GoogleCodeExporter commented 9 years ago
Just checking up on this -- I'm looking to make a new release in the new few 
weeks,
and it would be nice to fix this problem if we can.  Have the debug messages 
shown up
anything useful?

Original comment by csilv...@gmail.com on 12 Feb 2009 at 7:38

GoogleCodeExporter commented 9 years ago
I found out that deep down in my application there are places where 
std::bad_alloc is
handled without informing anyone ( -> clean some garbage and continue ).
Unfortunately I cannot reproduce this issue, so I can only tell what my tests 
delivered. 

Most likely the following happened:
1) ENOMEM
2) tcmalloc prints the message
3) malloc returns zero
4) new() fires std::bad_alloc
5) some code catches the exception (I didn't hit the right place with a debug 
message
yet :[ )
6) some garbage is deleted ( most like some small portion )
7) the program continues and goes OOM a few steps later
8) steps 1 to 7 for a few hundred times until the program decides that it is 
nonsense
to continue (of course this decision should be made earlier)
9) abort execution as expected on OOM

So as far as I can see by now, the main problem is that the message can not be
suppressed. It is definitely ok to print such messages for debugging, but a 
normal
binary should not print debug messages on stderr.
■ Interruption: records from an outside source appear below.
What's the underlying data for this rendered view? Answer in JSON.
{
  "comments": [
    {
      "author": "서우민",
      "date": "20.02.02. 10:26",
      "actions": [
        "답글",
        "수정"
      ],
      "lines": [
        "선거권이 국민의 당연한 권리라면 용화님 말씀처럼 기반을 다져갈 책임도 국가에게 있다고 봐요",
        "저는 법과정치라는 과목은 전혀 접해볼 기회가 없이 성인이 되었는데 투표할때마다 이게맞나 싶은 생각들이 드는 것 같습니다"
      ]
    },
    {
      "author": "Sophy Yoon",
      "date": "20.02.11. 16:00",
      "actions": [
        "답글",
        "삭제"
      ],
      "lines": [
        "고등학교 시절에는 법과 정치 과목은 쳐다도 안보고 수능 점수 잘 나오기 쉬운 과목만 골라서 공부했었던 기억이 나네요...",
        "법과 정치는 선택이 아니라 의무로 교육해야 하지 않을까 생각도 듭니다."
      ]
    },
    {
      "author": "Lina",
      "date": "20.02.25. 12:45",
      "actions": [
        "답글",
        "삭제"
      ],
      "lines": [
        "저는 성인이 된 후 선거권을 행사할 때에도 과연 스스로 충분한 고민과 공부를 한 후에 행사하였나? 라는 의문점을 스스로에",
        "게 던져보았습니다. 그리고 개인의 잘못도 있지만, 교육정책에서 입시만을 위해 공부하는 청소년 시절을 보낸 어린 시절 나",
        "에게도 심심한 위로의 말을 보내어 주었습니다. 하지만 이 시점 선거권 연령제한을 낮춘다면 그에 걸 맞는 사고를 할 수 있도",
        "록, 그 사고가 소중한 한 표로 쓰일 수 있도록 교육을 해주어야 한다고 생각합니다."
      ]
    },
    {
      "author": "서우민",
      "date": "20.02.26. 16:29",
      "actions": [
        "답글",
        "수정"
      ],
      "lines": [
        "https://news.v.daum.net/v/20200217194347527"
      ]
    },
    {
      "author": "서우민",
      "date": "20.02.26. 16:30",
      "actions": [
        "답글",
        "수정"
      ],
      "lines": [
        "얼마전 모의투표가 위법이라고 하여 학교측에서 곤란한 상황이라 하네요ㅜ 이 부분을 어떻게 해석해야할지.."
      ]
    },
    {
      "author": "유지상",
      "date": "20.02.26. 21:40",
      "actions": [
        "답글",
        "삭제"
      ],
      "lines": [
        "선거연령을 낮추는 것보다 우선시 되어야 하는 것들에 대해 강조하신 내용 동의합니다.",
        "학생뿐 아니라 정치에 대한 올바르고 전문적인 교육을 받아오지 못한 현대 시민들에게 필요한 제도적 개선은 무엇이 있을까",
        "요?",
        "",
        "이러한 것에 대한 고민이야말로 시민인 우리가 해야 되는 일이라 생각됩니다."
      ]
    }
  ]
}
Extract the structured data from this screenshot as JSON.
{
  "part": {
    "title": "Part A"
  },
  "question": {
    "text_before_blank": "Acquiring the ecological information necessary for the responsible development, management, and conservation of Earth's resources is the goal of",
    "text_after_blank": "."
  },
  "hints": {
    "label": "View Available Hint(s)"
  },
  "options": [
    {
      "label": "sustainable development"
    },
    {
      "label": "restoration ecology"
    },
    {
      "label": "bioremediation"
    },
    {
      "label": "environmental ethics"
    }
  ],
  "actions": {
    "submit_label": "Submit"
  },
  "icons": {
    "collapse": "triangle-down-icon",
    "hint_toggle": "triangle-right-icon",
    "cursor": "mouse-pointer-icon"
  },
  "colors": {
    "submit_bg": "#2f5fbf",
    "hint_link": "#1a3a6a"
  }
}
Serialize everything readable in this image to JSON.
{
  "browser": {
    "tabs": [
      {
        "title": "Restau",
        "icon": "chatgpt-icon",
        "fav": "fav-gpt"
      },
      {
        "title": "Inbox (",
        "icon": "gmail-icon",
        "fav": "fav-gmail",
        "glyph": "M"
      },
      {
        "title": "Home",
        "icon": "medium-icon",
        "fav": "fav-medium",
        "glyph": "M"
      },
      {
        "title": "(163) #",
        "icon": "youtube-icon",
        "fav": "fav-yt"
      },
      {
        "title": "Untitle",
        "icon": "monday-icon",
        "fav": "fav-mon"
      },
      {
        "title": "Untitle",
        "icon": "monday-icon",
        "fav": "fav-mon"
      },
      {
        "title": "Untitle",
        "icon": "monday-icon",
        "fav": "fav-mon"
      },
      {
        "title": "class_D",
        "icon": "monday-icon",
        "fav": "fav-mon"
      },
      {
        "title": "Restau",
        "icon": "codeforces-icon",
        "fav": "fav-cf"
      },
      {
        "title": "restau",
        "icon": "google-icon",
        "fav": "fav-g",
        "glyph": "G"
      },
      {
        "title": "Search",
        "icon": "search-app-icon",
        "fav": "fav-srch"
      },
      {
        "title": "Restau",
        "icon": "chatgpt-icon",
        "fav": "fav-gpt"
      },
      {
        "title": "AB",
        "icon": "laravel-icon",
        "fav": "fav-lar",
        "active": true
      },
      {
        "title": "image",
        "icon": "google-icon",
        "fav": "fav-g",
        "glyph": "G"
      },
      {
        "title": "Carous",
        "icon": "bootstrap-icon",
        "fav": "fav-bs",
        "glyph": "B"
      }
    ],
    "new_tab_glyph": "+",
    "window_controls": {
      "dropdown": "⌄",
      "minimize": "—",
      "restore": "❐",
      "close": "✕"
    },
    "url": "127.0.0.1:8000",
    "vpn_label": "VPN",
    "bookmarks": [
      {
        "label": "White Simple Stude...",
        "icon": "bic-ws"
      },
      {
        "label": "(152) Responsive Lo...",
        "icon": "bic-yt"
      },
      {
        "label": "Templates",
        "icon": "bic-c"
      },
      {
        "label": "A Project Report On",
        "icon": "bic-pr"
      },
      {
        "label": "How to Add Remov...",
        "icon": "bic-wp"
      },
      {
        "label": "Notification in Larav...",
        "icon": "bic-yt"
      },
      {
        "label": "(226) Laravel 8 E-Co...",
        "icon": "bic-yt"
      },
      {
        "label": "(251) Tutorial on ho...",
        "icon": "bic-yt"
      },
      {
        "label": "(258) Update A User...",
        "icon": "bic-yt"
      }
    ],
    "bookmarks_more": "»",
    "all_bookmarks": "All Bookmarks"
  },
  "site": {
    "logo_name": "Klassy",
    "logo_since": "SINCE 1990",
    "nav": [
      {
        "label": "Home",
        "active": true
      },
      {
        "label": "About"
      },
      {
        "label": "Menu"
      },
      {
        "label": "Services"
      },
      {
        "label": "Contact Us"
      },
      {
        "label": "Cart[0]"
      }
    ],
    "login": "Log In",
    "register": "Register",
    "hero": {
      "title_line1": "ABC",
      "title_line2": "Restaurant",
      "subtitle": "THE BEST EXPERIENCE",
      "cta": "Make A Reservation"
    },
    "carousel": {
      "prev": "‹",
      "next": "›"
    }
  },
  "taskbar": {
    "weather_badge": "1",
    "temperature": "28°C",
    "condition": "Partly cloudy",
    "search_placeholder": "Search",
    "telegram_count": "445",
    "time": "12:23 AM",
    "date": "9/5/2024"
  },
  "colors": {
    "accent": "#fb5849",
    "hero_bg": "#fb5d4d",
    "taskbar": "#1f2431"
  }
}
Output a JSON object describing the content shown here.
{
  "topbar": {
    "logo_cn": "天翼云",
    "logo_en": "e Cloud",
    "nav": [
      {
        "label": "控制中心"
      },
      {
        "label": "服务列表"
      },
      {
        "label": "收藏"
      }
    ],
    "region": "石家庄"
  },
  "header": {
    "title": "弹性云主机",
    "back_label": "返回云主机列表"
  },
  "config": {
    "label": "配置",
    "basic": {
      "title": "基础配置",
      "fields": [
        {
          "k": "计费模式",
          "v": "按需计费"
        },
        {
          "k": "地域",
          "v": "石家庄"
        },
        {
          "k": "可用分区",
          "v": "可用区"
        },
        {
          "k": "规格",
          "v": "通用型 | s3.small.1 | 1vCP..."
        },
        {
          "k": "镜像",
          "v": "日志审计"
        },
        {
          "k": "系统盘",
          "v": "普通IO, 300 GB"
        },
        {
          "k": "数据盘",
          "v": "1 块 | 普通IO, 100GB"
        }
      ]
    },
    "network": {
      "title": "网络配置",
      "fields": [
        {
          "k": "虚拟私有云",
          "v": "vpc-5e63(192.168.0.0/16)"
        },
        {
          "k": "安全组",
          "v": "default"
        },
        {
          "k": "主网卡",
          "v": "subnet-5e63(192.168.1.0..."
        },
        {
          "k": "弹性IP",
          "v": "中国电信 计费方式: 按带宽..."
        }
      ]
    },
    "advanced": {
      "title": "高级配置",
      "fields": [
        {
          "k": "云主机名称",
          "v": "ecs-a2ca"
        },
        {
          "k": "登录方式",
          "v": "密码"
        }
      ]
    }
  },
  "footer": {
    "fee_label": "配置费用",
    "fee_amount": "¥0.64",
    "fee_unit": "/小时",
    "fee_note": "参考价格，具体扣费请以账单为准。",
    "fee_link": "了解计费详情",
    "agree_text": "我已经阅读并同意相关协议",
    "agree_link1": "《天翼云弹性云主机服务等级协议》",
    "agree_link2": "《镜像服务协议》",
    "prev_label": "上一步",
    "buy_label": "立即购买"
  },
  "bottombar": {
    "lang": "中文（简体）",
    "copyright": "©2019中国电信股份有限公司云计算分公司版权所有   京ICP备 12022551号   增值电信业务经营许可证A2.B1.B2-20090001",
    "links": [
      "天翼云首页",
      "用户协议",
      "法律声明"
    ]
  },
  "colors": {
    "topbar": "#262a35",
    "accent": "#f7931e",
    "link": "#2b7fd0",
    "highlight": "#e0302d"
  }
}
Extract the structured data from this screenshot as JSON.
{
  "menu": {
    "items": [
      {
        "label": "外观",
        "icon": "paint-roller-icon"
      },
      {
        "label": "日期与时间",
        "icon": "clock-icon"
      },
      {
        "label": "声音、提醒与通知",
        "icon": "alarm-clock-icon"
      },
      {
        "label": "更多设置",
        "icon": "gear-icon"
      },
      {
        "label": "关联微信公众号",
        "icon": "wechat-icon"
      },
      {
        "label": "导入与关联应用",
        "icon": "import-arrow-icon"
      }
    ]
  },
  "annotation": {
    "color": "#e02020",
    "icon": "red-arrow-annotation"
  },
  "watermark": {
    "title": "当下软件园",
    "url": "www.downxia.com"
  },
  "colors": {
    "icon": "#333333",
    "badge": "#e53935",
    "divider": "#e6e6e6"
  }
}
Original comment by mirko....@web.de on 12 Feb 2009 at 10:31

GoogleCodeExporter commented 9 years ago
OK, for the next release I'll put an #ifdef around that printf, so it's turned 
off by
default.  I agree printing to stderr is a surprising thing for tcmalloc to be 
doing,
so clients should explicitly ask if they want it.

Original comment by csilv...@gmail.com on 12 Feb 2009 at 11:42

GoogleCodeExporter commented 9 years ago
This should be fixed in perftools 1.1.  To get the printf statements in the 
future,
you will have to compile with -DTCMALLOC_WARNINGS.